Scaling only goes so far with manual labor. Given the technology available today, many businesses rely on warehouse automation to support and drive growth. This can include any combination of software, hardware, and machinery. For instance, at one of our Columbus, Ohio, distribution centers, nine “Chuck” mobile robots navigate the aisles helping our employees fulfill orders more efficiently. While a container is fully loaded by an employee, a Chuck robot is waiting nearby to complete the task. Watch. This is just one example that barely scrapes the surface of what’s possible with warehouse automation.

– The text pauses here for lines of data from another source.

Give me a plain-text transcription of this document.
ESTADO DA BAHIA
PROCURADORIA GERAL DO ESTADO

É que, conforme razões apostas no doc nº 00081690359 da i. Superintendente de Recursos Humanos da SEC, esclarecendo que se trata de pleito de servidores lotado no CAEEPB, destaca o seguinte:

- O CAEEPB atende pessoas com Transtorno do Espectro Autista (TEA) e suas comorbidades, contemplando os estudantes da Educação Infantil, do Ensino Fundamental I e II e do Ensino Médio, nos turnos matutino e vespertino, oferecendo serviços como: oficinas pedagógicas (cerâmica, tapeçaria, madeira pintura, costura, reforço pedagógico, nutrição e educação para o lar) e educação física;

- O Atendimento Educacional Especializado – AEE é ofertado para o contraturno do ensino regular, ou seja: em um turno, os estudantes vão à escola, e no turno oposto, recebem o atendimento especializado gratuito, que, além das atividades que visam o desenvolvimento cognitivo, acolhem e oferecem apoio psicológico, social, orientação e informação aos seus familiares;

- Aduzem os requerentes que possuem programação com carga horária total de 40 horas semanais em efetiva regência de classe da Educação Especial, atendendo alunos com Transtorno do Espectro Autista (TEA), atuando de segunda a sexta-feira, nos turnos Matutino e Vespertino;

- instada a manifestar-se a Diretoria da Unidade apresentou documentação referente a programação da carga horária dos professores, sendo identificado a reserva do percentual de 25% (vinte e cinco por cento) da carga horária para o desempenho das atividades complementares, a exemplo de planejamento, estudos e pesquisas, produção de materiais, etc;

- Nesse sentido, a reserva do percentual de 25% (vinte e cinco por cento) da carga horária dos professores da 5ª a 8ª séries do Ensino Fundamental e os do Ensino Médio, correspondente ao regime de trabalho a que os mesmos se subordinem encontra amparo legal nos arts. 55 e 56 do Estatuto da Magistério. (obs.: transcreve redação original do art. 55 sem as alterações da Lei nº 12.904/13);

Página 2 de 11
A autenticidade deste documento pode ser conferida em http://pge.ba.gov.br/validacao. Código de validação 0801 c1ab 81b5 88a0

The benefits of warehouse automation are numerous, including efficiency, cost savings, accuracy, customer satisfaction, employee satisfaction, safety, and scalability. However, automation is more of a system than a single solution, meaning no single technology or step in the process can be considered in a vacuum. Furthermore, few businesses can realistically invest in the automated infrastructure that 3PLs invest in to serve their clients. Contract logistics with a 3PL give you the best access to this technology, at the best price, for the best benefits to your business. Read our essential guide to warehouse automation.
There are general principles for scaling a business, but there’s no one-size-fits-all approach. By establishing a long-term relationship and tapping into contract logistics with a 3PL, you’ll be able to explain your needs and know they’ll be met with creative solutions. Even before jumping into contract logistics, supply chain design can help you reimagine your supply chain.
Effective supply chain design entails location selection and a transportation network analysis to set your business up for success. Then, we design an entire distribution center to fuel your growth through efficiency and optimization. Warehouse layout and design, order-to-delivery process, and automated technology can all be customized to get more of your product in and out the door faster, while you focus on running your business rather than managing the logistics.
As part of contract logistics in a shared or dedicated warehousing agreement, your 3PL will likely offer value-added services that you should note and take advantage of. This is yet another way to reduce costs and labor for your business. At ODW, our value-added services include pre-kitting, assembly, sequencing, custom labeling, inserts, mailers, customized gift boxes, and more.